Filmmaker: How and why did you wind up being the editor of your film? What were the factors and attributes that led to your being hired for this job?

Kamiński: Jakub Piątek, the director of Prime Time, invited me to cooperate on editing of that movie. I think it was influenced by our earlier acquaintance—we know each other from the Lodz Film School. I also knew the producers well—we already worked together. It was also clear from the first meeting that the film will have two editors, which turned out to be a great solution.

Filmmaker: In terms of advancing your film from its earliest assembly to your final cut, what were goals as an editor? What elements of the film did you want to enhance, or preserve, or tease out or totally reshape?

Kamiński: We watch the film by following the film characters—we identify with them, experience their dilemmas, feel their moods, follow them, and after the screening is over, we think about them. Therefore, the most important thing in editing is to build strong characters also by using means of film expression. There are the actors who give us editors the most important building footage, thanks to which the viewer leaves the cinema touched or delighted. It was no different in the case of Prime Time—our protagonist, Sebastian draws the viewers’ attention. Our goal was to show precisely his changing “emotional states,” give the viewers as close as possible access to his personality. So, we were shaping the structure of the film to achieve that aim.

Filmmaker: How did you achieve these goals? What types of editing techniques, or processes, or feedback screenings allowed this work to occur?

Kamiński: Well, there is only one solution to solve the problem: keep working on the edit. This is often helped by screenings when producers or filmmakers are present. Important thing—they should be completely unfamiliar with the script and film topic. Their remarks, even when completely inaccurate, are always a source of creative inspiration and help to find a surprising narrative or editing solution.

Filmmaker: As an editor, how did you come up in the business, and what influences have affected your work?

Kamiński: I made the decision that I wanted to study film editing and work in this profession after watching one particular movie four times. I always recommend it to my students, and some of them have written extensive papers on it. I saw an excerpt of this movie a week ago by accident—it’s still magnetic on me. This was All That Jazz by director Bob Fosse, the outstanding editor Allan Heim won an Oscar that time. I was studying editing at famous Czech film school FAMU in Prague.

Filmmaker: What editing system did you use, and why?

Kamiński: Since 1994 I’ve been working on Avid Media Composer. It happened a few years ago that I was using two different editing systems, which was also an interesting experience. But one of these programs has stopped growing and I very much regret it. The manufacturer focused on a mass audience, stopped developing the application used by professionals. So, I stayed with Avid—it’s probably a matter of using the program for a long time.

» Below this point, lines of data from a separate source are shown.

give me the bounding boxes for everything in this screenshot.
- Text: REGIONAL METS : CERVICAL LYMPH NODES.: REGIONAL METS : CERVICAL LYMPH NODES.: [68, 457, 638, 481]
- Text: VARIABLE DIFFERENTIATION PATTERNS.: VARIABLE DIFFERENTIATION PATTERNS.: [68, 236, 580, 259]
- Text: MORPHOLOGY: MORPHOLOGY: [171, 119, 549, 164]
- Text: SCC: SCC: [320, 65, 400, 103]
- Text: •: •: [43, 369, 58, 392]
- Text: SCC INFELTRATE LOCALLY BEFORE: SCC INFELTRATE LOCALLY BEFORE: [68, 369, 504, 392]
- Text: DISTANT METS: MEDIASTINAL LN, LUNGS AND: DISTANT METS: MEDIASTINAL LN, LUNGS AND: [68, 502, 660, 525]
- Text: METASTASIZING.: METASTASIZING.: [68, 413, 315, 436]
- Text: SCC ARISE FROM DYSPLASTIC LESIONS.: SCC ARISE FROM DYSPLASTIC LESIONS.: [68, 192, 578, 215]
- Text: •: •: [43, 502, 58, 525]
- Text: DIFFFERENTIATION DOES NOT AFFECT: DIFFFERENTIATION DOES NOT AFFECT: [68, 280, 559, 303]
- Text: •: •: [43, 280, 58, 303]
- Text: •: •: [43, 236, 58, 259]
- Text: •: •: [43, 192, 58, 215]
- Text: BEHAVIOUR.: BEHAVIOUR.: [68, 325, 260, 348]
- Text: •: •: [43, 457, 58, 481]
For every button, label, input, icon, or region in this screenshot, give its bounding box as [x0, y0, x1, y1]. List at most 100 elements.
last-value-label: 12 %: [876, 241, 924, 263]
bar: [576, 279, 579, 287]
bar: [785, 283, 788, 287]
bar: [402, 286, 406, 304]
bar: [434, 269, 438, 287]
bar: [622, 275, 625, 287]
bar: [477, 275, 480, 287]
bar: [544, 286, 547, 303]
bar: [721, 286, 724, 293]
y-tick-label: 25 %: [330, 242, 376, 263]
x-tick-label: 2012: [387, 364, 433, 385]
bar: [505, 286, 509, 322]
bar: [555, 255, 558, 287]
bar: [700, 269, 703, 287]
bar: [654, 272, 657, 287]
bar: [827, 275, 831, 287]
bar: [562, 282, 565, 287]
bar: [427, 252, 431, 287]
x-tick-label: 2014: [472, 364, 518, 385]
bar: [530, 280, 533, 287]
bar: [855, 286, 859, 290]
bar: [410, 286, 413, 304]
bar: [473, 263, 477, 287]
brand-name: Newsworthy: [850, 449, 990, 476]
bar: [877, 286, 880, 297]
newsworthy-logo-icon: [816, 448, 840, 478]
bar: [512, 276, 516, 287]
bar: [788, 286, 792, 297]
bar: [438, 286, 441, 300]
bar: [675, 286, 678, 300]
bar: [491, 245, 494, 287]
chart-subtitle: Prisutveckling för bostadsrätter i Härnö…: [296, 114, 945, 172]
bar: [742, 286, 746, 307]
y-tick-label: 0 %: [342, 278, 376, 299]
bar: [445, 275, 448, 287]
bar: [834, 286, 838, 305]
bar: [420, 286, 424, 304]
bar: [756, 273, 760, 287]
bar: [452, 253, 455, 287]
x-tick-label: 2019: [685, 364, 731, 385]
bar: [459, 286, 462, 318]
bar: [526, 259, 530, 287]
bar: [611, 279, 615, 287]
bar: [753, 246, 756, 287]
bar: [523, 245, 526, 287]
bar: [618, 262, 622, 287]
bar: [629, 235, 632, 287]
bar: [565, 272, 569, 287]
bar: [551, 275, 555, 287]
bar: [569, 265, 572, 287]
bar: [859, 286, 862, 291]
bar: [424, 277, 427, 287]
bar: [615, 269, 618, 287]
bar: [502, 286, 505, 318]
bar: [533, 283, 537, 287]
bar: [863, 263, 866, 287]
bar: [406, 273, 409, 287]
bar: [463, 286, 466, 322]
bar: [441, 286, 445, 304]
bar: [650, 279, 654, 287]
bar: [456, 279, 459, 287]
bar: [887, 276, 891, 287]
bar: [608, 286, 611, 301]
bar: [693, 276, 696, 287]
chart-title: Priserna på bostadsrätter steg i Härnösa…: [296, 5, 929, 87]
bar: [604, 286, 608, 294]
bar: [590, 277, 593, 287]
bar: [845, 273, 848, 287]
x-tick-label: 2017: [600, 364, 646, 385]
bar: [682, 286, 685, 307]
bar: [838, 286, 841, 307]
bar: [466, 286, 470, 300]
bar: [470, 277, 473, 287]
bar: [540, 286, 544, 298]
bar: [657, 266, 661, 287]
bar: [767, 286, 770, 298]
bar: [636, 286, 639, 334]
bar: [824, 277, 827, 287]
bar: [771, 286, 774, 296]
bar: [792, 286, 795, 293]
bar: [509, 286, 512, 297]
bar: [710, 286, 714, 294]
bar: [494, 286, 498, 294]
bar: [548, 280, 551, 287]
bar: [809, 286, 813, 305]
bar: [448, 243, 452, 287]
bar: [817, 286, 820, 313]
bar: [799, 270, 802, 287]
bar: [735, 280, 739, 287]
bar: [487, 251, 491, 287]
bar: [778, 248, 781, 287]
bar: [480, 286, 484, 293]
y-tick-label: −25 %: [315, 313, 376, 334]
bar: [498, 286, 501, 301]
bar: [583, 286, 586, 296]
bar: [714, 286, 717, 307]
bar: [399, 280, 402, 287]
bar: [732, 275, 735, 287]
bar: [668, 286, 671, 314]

Filmmaker: What was the most difficult scene to cut and why? And how did you do it?

Kamiński: I think I couldn’t point a single scene—but some of them were quite long (eight to ten minutes), had their own interesting structure and editing them was a challenge. The director often worked with the actors improvising, which, taking into account long timing of the scene gave very interesting results and rich material for editing. So, our work was as always—polishing the scenes and looking for the best shape of the whole movie.

Filmmaker: Finally, now that the process is over, what new meanings has the film taken on for you? What did you discover in the footage that you might not have seen initially, and how does your final understanding of the film differ from the understanding that you began with?

Kamiński: Despite the fact that the movie talks about events occurring 20 years ago, some viewers perceive it as something immersed in the present day. For me that’s a surprising discovery, I’m personally happy that our protagonist and the subject of the film could so deeply resonate in the contemporary world.